CURRENT ASSETS Inventories are valued as:

(a) Stores and Spares : at lower of cost or net realizable value

(b) Raw Materials : at lower of cost or net realizable value

(c) Work in process : at lower of cost or net realizable value

(d) Finished Goods : at lower of cost or net realizable value

Cost is arrived at on First In First Out basis. Cost comprises expenditure incurred in normal course of the business in bringing such inventories to its location and includes, where applicable, appropriate overheads based on normal level of activities. Obsolete, slow moving and defective inventories are identified at the time of physical verification of inventories and, where necessary, provision is made for such inventories.

IMPAIRMENT OF ASSETS

Impairment is ascertained at each balance sheet date in respect of company''s fixed assets. An impairment loss is recognized wherever the carrying amount of an asset exceeds its recoverable amount. The recoverable amount is the greater of the net selling price and value in use. In assessing value and use, the estimated future cash flows are discounted to their present value based on an appropriate discount factor.

ACCOUNTING FOR PROVISIONS, CONTINGENT LIABILITIES & CONTINGENT ASSETS

Provisions are recognized in terms of Accounting Standard 29-"Provisions, Contingent Liabilities and Contingent Assets" issued by The Institute of Chartered Accountant of India, when there is a present legal or statutory obligation as a result of past event where it is probable that there will be outflow of resources to settle the obligation and when a reliable estimate of the amount of the obligation can be made.
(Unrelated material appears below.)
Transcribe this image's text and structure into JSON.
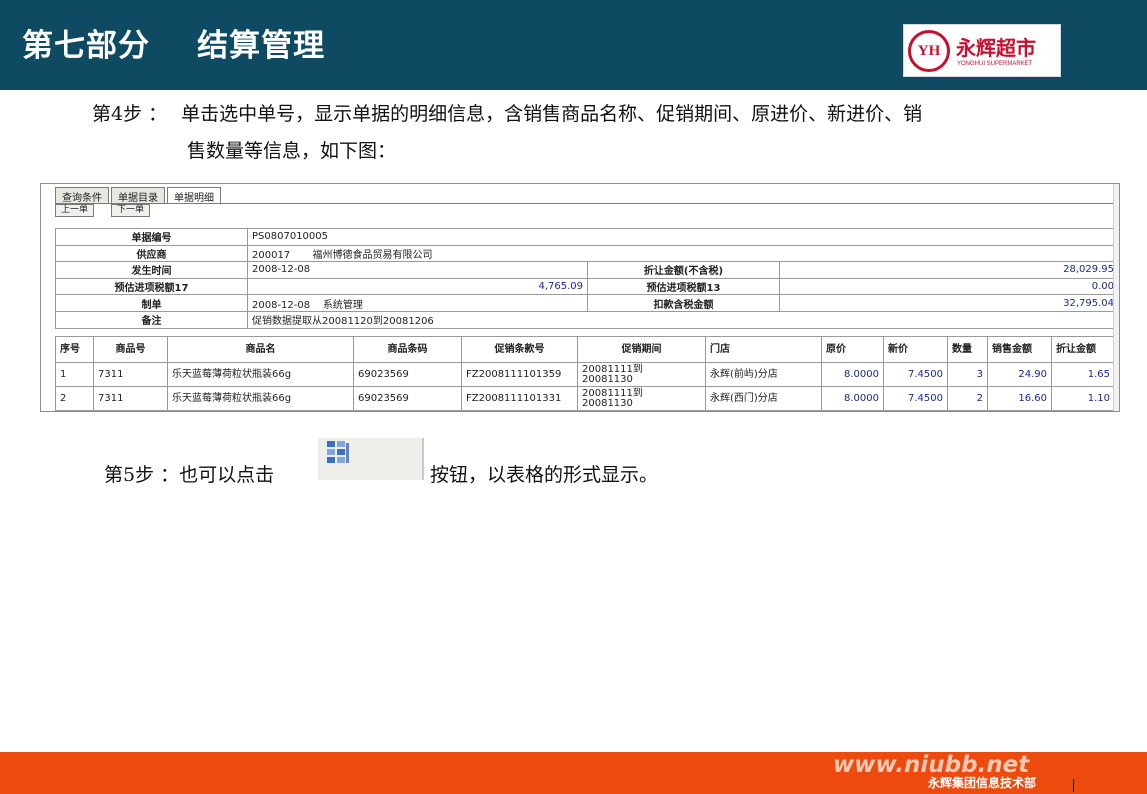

Contingent Liabilities are recognized only when there is a possible obligation arising from past events due to occurrence or non occurrence of one or more uncertain future events not wholly within the control of the company or where reliable estimate of the obligation can not be made. Obligations are assessed on an ongoing basis and only those having largely probable outflow of resources are provided for.

Contingent Assets are not recognized in the financial statements.

CLAIMS

To disclose claims against the company not acknowledged as debts after a careful evaluation of the facts and legal aspect of the matter involved.